I kept my head bowed, hid my face, kept my voice soft.
"I've had a hard time out there. Being brought back to the family is already more than I could ask for. If I can spare my sister any trouble, that's what I should do."
Smooth and seamless. When you spend years as someone's servant, the thing you learn fastest is how to say exactly what they need to hear.
Luciano came in late, still glowing from his time with Avery. He got one foot in the door, heard my last words, and the look on his face went strange. He'd probably expected crying. A scene. Accusations. Not this.
Avery let a flash of satisfaction cross her face. She tucked herself under his arm and laughed, sharp-edged. "A servant's always a servant. Some people are just born to their knees. It's in the bone."
She barely glanced at me when she said it, the same tone she'd used when she'd made me jump into a freezing pool to fish out her earring, the same tone she'd used when she'd made me take the blame in front of the family elders.
Don Moretti gave her a token look. She pouted prettily. He chuckled, indulgent. Luciano's expression flickered. He started to say something but Avery tugged his arm, and he let himself be pulled into the Don's planning conversation.
I was the only outsider here. I stood in the cold while every person in that room circled around how to use me up.
I closed my eyes and pressed the weight of their looks into my memory until it was bone-deep.
They thought I was walking into my grave. They didn't know the Shadow King was my brother. Once he brought me back, I would become the most protected woman in the most powerful family in this city, and nobody would ever lay a finger on me again.
After the meeting broke up, Luciano came and found me.
He blocked my way, voice low and tight. "Nina. Why'd you agree? Did you change your mind about me? I told you I'd take care of you — don't do something stupid."
He still thought I didn't know the truth, that I was just sulking, going along with it out of spite. The fact that he'd lost control of the situation was clearly eating at him.
I stopped and looked up at him. My face was still.
This man, handsome and warm-eyed, the face I'd known for four years, and I had never once seen through him.
I smiled. "I'm doing it for you."
Something in his expression cracked. He grabbed my wrist. "I don't buy that. You said you'd wait for me. You said—" His voice shook. He was trying to keep it together and not quite making it.
I just looked at him. Four years, and this was the first time I'd seen him like this, eyes reddening, jaw tight, like a scared kid.

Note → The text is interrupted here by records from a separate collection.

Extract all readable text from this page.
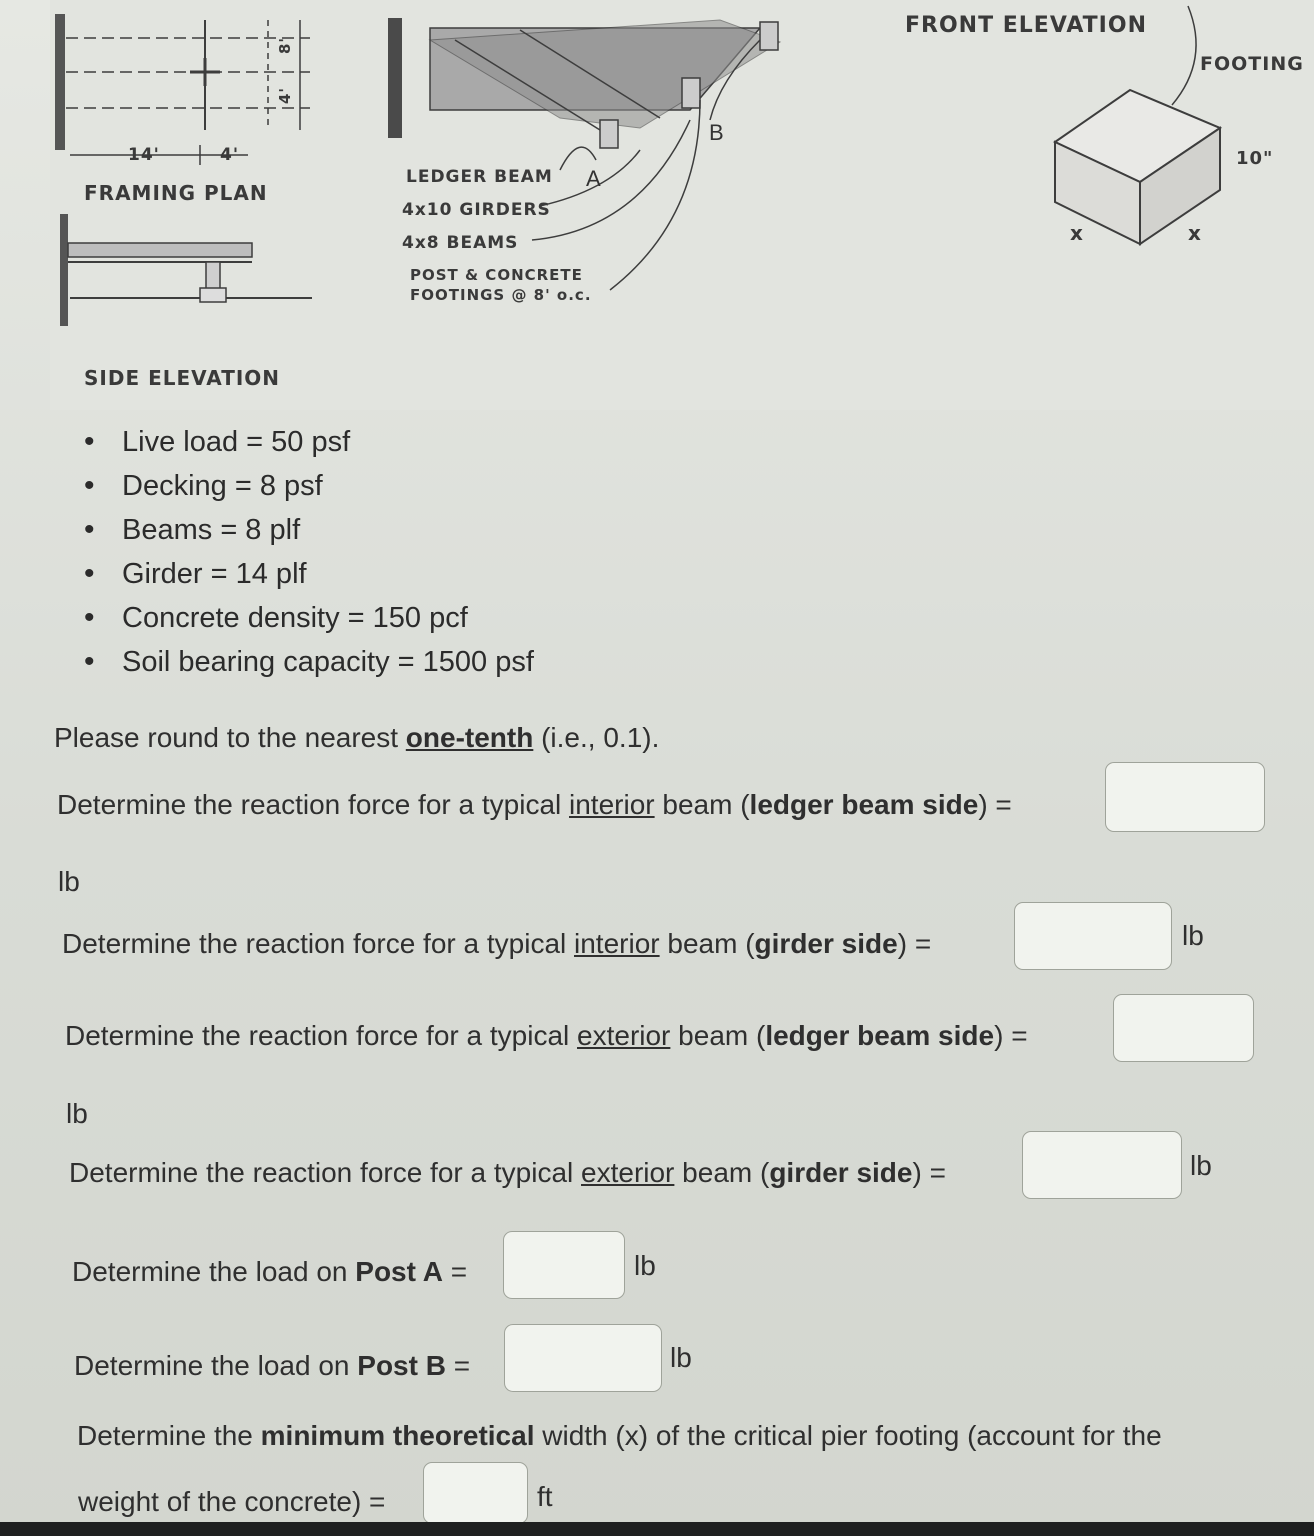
14'	4'
8'
4'
FRAMING PLAN
SIDE ELEVATION
LEDGER BEAM
4x10 GIRDERS
4x8 BEAMS
POST & CONCRETE
FOOTINGS @ 8' o.c.
A
B
FRONT ELEVATION
FOOTING
10"
x	x
• Live load = 50 psf
• Decking = 8 psf
• Beams = 8 plf
• Girder = 14 plf
• Concrete density = 150 pcf
• Soil bearing capacity = 1500 psf
Please round to the nearest one-tenth (i.e., 0.1).
Determine the reaction force for a typical interior beam (ledger beam side) =
lb
Determine the reaction force for a typical interior beam (girder side) =	lb
Determine the reaction force for a typical exterior beam (ledger beam side) =
lb
Determine the reaction force for a typical exterior beam (girder side) =	lb
Determine the load on Post A =	lb
Determine the load on Post B =	lb
Determine the minimum theoretical width (x) of the critical pier footing (account for the
weight of the concrete) =	ft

"Isn't this what you wanted?" I said quietly.
He froze.
"You want to marry Avery, don't you?" My voice sounded like someone else's, too calm and too distant. "You want to be the Don's son-in-law. You want a wife who's your equal in status."
"I—"
"I'm doing this for you." I cut him off, and even laughed a little. "What's the alternative — I make a scene? Scream that you can't marry someone else? Embarrass you in front of the Don, blow up everything you've worked for?"
Luciano's mouth opened. Nothing came out.

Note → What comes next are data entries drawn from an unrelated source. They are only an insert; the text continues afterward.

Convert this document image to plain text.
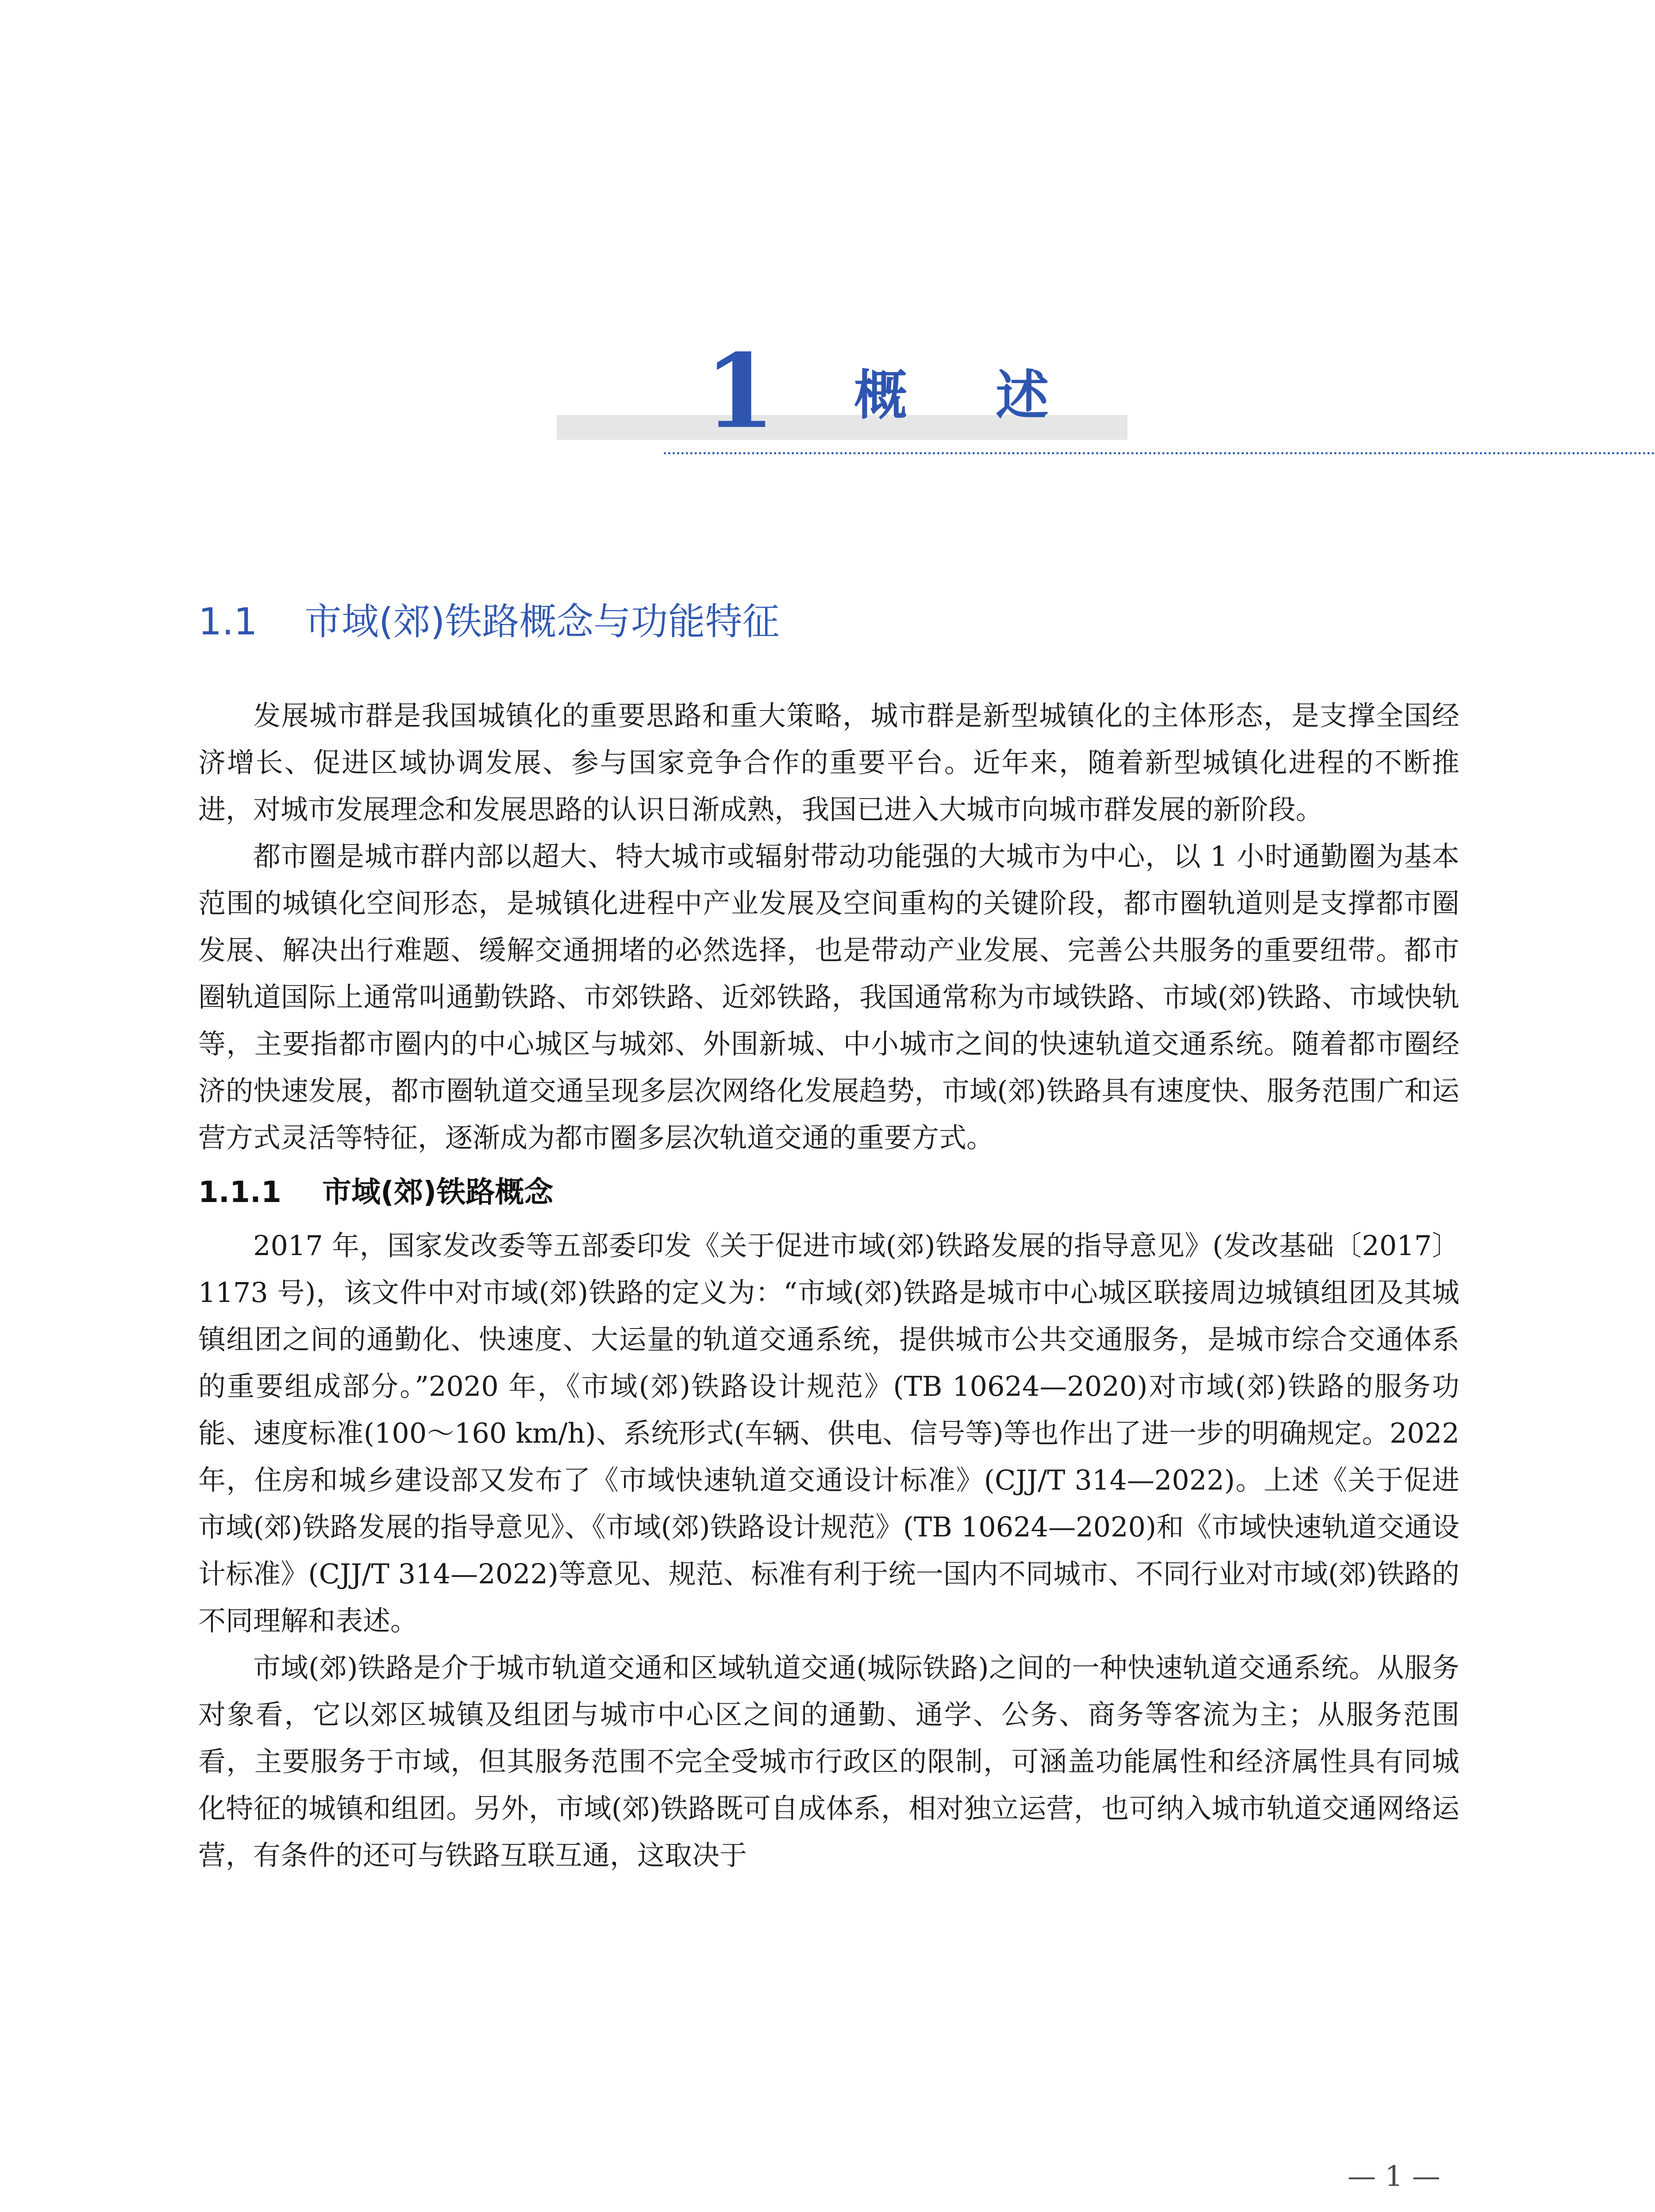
1 概述
1.1 市域(郊)铁路概念与功能特征

发展城市群是我国城镇化的重要思路和重大策略，城市群是新型城镇化的主体形态，是支撑全国经济增长、促进区域协调发展、参与国家竞争合作的重要平台。近年来，随着新型城镇化进程的不断推进，对城市发展理念和发展思路的认识日渐成熟，我国已进入大城市向城市群发展的新阶段。

都市圈是城市群内部以超大、特大城市或辐射带动功能强的大城市为中心，以 1 小时通勤圈为基本范围的城镇化空间形态，是城镇化进程中产业发展及空间重构的关键阶段，都市圈轨道则是支撑都市圈发展、解决出行难题、缓解交通拥堵的必然选择，也是带动产业发展、完善公共服务的重要纽带。都市圈轨道国际上通常叫通勤铁路、市郊铁路、近郊铁路，我国通常称为市域铁路、市域(郊)铁路、市域快轨等，主要指都市圈内的中心城区与城郊、外围新城、中小城市之间的快速轨道交通系统。随着都市圈经济的快速发展，都市圈轨道交通呈现多层次网络化发展趋势，市域(郊)铁路具有速度快、服务范围广和运营方式灵活等特征，逐渐成为都市圈多层次轨道交通的重要方式。

1.1.1 市域(郊)铁路概念

2017 年，国家发改委等五部委印发《关于促进市域(郊)铁路发展的指导意见》(发改基础〔2017〕1173 号)，该文件中对市域(郊)铁路的定义为：“市域(郊)铁路是城市中心城区联接周边城镇组团及其城镇组团之间的通勤化、快速度、大运量的轨道交通系统，提供城市公共交通服务，是城市综合交通体系的重要组成部分。”2020 年，《市域(郊)铁路设计规范》(TB 10624—2020)对市域(郊)铁路的服务功能、速度标准(100～160 km/h)、系统形式(车辆、供电、信号等)等也作出了进一步的明确规定。2022 年，住房和城乡建设部又发布了《市域快速轨道交通设计标准》(CJJ/T 314—2022)。上述《关于促进市域(郊)铁路发展的指导意见》、《市域(郊)铁路设计规范》(TB 10624—2020)和《市域快速轨道交通设计标准》(CJJ/T 314—2022)等意见、规范、标准有利于统一国内不同城市、不同行业对市域(郊)铁路的不同理解和表述。

市域(郊)铁路是介于城市轨道交通和区域轨道交通(城际铁路)之间的一种快速轨道交通系统。从服务对象看，它以郊区城镇及组团与城市中心区之间的通勤、通学、公务、商务等客流为主；从服务范围看，主要服务于市域，但其服务范围不完全受城市行政区的限制，可涵盖功能属性和经济属性具有同城化特征的城镇和组团。另外，市域(郊)铁路既可自成体系，相对独立运营，也可纳入城市轨道交通网络运营，有条件的还可与铁路互联互通，这取决于

— 1 —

His hand went slack around my wrist and dropped to his side. He seemed to deflate, shoulders caving in. "Nina..."
"Don't worry." I stepped back. "I won't cause you any trouble once I'm gone."
He stood there watching me, something in his eyes: guilt, unease, and underneath it a shadow of loss, like something was slipping through his fingers.
But my eyes were cold. He had the nerve to look like he was about to cry.